I reckon he got in touch with me after my mum died because he thought I would be vulnerable enough to be open to an approach (he had this idea that the NC was all my mum's fault, nothing to do with his behaviour and she had poisoned me against him). There was something really premeditated about how he did it, like he had been waiting to hear this news for while. That somehow waiting for my mum to die that was a better chance at reconciliation than saying sorry and making amends as soon as he could.

So he thought the coast was clear after she died. I'd didn't take him up on it. In fact, I found it was done so cynically that it hardened my resolve. prior to that, I had thought that if he'd gotten in touch at some point saying I only have a short while to live, I wouldn't have had the heart to refuse contact then. Now I would do so without hesitation.

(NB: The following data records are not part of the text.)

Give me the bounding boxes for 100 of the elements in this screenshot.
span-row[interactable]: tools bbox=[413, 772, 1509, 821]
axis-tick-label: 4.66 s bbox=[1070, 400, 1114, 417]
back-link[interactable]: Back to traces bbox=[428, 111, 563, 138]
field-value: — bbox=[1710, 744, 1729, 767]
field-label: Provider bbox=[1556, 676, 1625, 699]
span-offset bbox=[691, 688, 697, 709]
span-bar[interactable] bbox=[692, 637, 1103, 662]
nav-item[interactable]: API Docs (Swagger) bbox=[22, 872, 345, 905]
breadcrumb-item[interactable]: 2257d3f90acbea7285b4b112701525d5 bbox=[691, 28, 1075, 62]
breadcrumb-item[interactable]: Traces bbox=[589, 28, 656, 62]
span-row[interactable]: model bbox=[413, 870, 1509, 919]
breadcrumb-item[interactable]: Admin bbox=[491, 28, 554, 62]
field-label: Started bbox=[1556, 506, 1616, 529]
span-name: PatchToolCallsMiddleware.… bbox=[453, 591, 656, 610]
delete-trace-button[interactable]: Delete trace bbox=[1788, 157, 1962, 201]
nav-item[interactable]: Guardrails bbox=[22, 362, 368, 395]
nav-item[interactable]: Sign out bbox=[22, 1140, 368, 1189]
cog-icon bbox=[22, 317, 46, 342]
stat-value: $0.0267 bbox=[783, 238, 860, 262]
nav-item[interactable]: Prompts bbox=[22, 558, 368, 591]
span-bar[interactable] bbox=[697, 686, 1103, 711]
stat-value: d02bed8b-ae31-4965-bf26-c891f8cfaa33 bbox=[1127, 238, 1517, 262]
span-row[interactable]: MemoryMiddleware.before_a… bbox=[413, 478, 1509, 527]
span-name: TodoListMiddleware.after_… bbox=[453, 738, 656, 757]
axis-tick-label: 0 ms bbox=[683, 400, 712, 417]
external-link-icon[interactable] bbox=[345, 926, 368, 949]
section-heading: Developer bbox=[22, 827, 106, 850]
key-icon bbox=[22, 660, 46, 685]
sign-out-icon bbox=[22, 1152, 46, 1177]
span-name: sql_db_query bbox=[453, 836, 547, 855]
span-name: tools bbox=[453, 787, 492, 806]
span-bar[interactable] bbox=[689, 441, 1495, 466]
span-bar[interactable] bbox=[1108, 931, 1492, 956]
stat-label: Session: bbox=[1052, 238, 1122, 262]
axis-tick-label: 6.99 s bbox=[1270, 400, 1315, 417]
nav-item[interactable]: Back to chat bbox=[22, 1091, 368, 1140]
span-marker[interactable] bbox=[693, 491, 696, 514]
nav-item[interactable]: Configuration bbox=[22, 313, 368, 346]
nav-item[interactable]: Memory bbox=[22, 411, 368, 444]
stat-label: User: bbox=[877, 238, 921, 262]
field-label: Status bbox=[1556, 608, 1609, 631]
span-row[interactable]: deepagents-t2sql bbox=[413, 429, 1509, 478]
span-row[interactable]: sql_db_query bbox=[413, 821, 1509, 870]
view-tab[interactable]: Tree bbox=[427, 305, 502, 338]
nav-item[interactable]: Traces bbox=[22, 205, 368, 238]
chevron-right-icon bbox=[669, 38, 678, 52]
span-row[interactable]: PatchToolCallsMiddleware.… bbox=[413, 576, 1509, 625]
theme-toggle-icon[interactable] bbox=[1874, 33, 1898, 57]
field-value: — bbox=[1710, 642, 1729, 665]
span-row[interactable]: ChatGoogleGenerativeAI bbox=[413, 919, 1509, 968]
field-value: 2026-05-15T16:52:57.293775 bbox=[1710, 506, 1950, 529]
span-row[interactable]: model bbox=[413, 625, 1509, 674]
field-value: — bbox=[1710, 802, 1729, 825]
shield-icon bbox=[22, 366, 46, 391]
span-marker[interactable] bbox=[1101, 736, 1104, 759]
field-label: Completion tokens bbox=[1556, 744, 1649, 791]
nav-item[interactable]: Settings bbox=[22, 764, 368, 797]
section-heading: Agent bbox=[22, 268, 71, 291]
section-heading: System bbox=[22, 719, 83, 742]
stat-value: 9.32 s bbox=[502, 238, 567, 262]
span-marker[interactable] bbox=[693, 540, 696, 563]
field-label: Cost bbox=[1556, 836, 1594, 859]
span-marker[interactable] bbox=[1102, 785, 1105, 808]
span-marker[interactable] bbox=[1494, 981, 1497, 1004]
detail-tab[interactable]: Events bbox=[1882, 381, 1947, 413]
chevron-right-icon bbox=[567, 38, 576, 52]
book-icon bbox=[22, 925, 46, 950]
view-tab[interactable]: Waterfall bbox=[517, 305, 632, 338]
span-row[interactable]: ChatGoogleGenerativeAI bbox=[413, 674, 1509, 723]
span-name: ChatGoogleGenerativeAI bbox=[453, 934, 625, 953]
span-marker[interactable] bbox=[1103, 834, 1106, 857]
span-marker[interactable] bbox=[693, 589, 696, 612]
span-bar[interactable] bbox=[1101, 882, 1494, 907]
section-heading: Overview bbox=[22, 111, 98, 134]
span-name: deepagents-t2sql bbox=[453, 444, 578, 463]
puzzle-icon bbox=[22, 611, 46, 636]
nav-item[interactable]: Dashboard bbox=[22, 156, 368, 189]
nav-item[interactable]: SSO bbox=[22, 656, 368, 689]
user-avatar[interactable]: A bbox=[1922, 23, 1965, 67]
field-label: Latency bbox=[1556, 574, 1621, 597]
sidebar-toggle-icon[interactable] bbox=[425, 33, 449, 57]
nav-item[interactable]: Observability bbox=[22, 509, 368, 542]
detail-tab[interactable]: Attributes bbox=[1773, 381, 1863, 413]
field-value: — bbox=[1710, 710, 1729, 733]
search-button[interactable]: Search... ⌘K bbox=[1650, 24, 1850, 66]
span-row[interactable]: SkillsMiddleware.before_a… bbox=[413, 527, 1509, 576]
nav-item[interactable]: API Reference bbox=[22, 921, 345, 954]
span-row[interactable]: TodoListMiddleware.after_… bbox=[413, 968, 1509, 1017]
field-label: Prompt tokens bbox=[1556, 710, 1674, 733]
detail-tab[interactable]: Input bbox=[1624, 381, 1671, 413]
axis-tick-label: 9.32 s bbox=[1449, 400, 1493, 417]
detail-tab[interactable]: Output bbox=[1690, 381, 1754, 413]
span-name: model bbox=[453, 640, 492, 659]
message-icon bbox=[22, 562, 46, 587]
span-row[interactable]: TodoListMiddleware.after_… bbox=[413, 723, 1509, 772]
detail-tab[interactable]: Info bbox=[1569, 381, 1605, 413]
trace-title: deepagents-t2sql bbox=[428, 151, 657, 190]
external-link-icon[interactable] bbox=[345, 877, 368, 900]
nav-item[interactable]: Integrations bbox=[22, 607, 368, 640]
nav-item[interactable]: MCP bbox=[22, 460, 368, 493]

pocketsaviour Sun 31-Jan-16 11:41:11

If you had been to therapy and it had made you realise how badly you had treated someone and you now wanted to see if you could repair the relationship, your letter would say so.

I think she's just hoovering you and you are in for a world of pain and losing your hard-won peace if you give her another chance to hurt you.

I hear you on wishing you had a nice num. I'm NC with my mum. It's sad. But you don't have a nice mum and she won't change for you wishing it.

Aspergallus Sun 31-Jan-16 11:45:34

No one can answer your questions OP.

Yes, she might have had therapy and taken responsibility for her actions, or at least be ready to..

No, she might be just the same and has gotten in touch because she's hoping you've gotten "over it".

Why not tread carefully with some letters to and from first and decide then if there's any future relationship possible? But if you already have the answer to that from her first communication to you...well stay NC?

SevenOfNineTrue Sun 31-Jan-16 11:47:26

Why not reply by letter telling her everything you feel. It sounds like she is the type of person who needs things spelt out. Maybe it would be cathartic for you?

If she responds in a good way, then you know she has changed and you can consider next steps. If she turns nasty, you know that nothing had changed and you can re-establish nc.

Good luck.

AnotherEmma Sun 31-Jan-16 11:49:01

sayati
"But unless you break the nc how do you find out if she's really changed/sorry? Just wondering, not arguing."
Firstly, people like this are very unlikely to change, or acknowledge and apologise for the wrong they've done.
Secondly, if she really was sorry, she would have explained why.

AnotherEmma Sun 31-Jan-16 11:50:26

Seven
"Why not reply by letter telling her everything you feel."
Because that requires emotional energy the OP might not have or be willing to give.
And because it gives her mum more ammunition and opportunity to hurt her.